Similarly, using equation 1, the deviations caused by second prism and third prism are given by
$\begin{aligned} & {{\delta }_{2}}={{A}_{2}}({{\mu }_{2}}-1)={{A}_{2}}(1.48-1)=0.48{{A}_{2}} \\\ & {{\delta }_{3}}={{A}_{3}}({{\mu }_{3}}-1)={{A}_{3}}(1.48-1)=0.48{{A}_{3}} \\\ \end{aligned}$
where
${{\delta }_{2}}$ is the deviation caused due to the second prism
${{\delta }_{3}}$ is the deviation caused due to the third prism
${{A}_{2}}$ is the angle of the second prism
${{A}_{3}}$ is the angle of the third prism
Let the above equations be equation 3 and equation 4, respectively.
Now, we are required to determine the net deviation caused due to the combination of the second prism and the third prism. If the net deviation of the combination of the second prism and the third prism is denoted as ${{\delta }_{net}}$, it is given by
${{\delta }_{net}}={{\delta }_{2}}+{{\delta }_{3}}=0.48({{A}_{2}}+{{A}_{3}})$
Let this be equation 5.
Now, we are told that the average deviation caused when the first prism is coupled with the combination of the second prism and the third prism is equal to zero.
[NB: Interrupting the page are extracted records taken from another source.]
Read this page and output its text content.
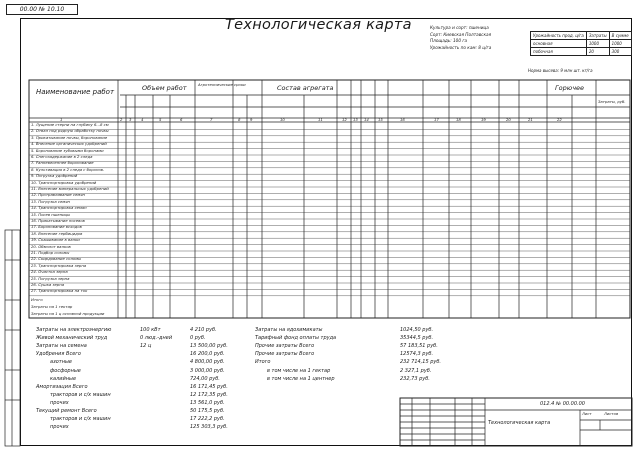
00.00 № 10.10
Технологическая карта	Культура и сорт: пшеница
Сорт: Киевская Полтавская
Площадь: 100 га
Урожайность по кам: 8 ц/га
Урожайность прод. ц/га	Затраты	В сумме
основная	1000	1000
побочная	20	300
Норма высева: 9 млн шт. кг/га
Наименование работ	Объем работ	Агротехнические сроки	Состав агрегата	Горючее
Затраты, руб.
1	2 3	4	5	6	7	8	9	10	11	12 13 14 15	16	17	18	19	20	21	22
1. Лущение стерни на глубину 6...8 см
2. Отвал под рядную обработку почвы
3. Прикатывание почвы, боронование
4. Внесение органических удобрений
5. Боронование зубовыми боронами
6. Снегозадержание в 2 следа
7. Ранневесеннее боронование
8. Культивация в 2 следа с боронов.
9. Погрузка удобрений
10. Транспортировка удобрений
11. Внесение минеральных удобрений
12. Протравливание семян
13. Погрузка семян
14. Транспортировка семян
15. Посев пшеницы
16. Прикатывание посевов
17. Боронование всходов
18. Внесение гербицидов
19. Скашивание в валки
20. Обмолот валков
21. Подбор соломы
22. Скирдование соломы
23. Транспортировка зерна
24. Очистка зерна
25. Погрузка зерна
26. Сушка зерна
27. Транспортировка на ток
Итого
Затраты на 1 гектар
Затраты на 1 ц основной продукции
Затраты на электроэнергию	100 кВт	4 210 руб.
Живой механический труд	0 люд.-дней	0 руб.
Затраты на семена	12 ц	13 500,00 руб.
Удобрения Всего	16 200,0 руб.
азотные	4 800,00 руб.
фосфорные	3 000,00 руб.
калийные	724,00 руб.
Амортизация Всего	16 171,45 руб.
тракторов и с/х машин	12 172,35 руб.
прочих	13 561,0 руб.
Текущий ремонт Всего	50 175,5 руб.
тракторов и с/х машин	17 222,2 руб.
прочих	125 303,3 руб.
Затраты на ядохимикаты	1024,50 руб.
Тарифный фонд оплаты труда	35344,5 руб.
Прочие затраты Всего	57 183,51 руб.
Прочие затраты Всего	12574,3 руб.
Итого	232 714,15 руб.
в том числе на 1 гектар	2 327,1 руб.
в том числе на 1 центнер	232,73 руб.
012.4 № 00.00.00
Технологическая карта
Лист	Листов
If the average deviation of the first prism coupled with the combination of the second prism and the third prism is represented by ${{\delta }_{avg}}$, it is given that
${{\delta }_{avg}}={{\delta }_{1}}-{{\delta }_{net}}=0\Rightarrow {{\delta }_{1}}={{\delta }_{net}}$
Let this be equation 6.
Clearly, equation 6 tells that the deviation caused by the first prism is equal to the deviation caused by the combination of the second prism and the third prism. Substituting equation 2 and equation 5 in equation 6, we have
${{\delta }_{1}}={{\delta }_{net}}\Rightarrow 1.92=0.48({{A}_{2}}+{{A}_{3}})\Rightarrow {{A}_{2}}+{{A}_{3}}=\dfrac{1.92}{0.48}=4$
Let this be equation 7.
Therefore, the sum of angle of the second prism and the angle of the third prism is equal to $4$.
Now, in the options provided, we are given with the angles of both the second prism and the third prism. But what we got using our calculations is the sum of both these angles. So, we need to cross check each option to see if the sum of angles of both the prisms is equal to $4$ or not. Clearly, option $D)5.5{}^\circ$ and $3.5{}^\circ$ does not satisfy the condition.

Therefore, the correct option to be marked is $D$.

Note: Students need not get confused with option $C$. They should understand that the second prism and the third prism can also be placed in an opposite manner, to bring out the same deviation. When this is the case, the difference in the angle of the second prism and the angle of the third prism turns out to be $4$ itself. Therefore, option $C$ also satisfies the given condition.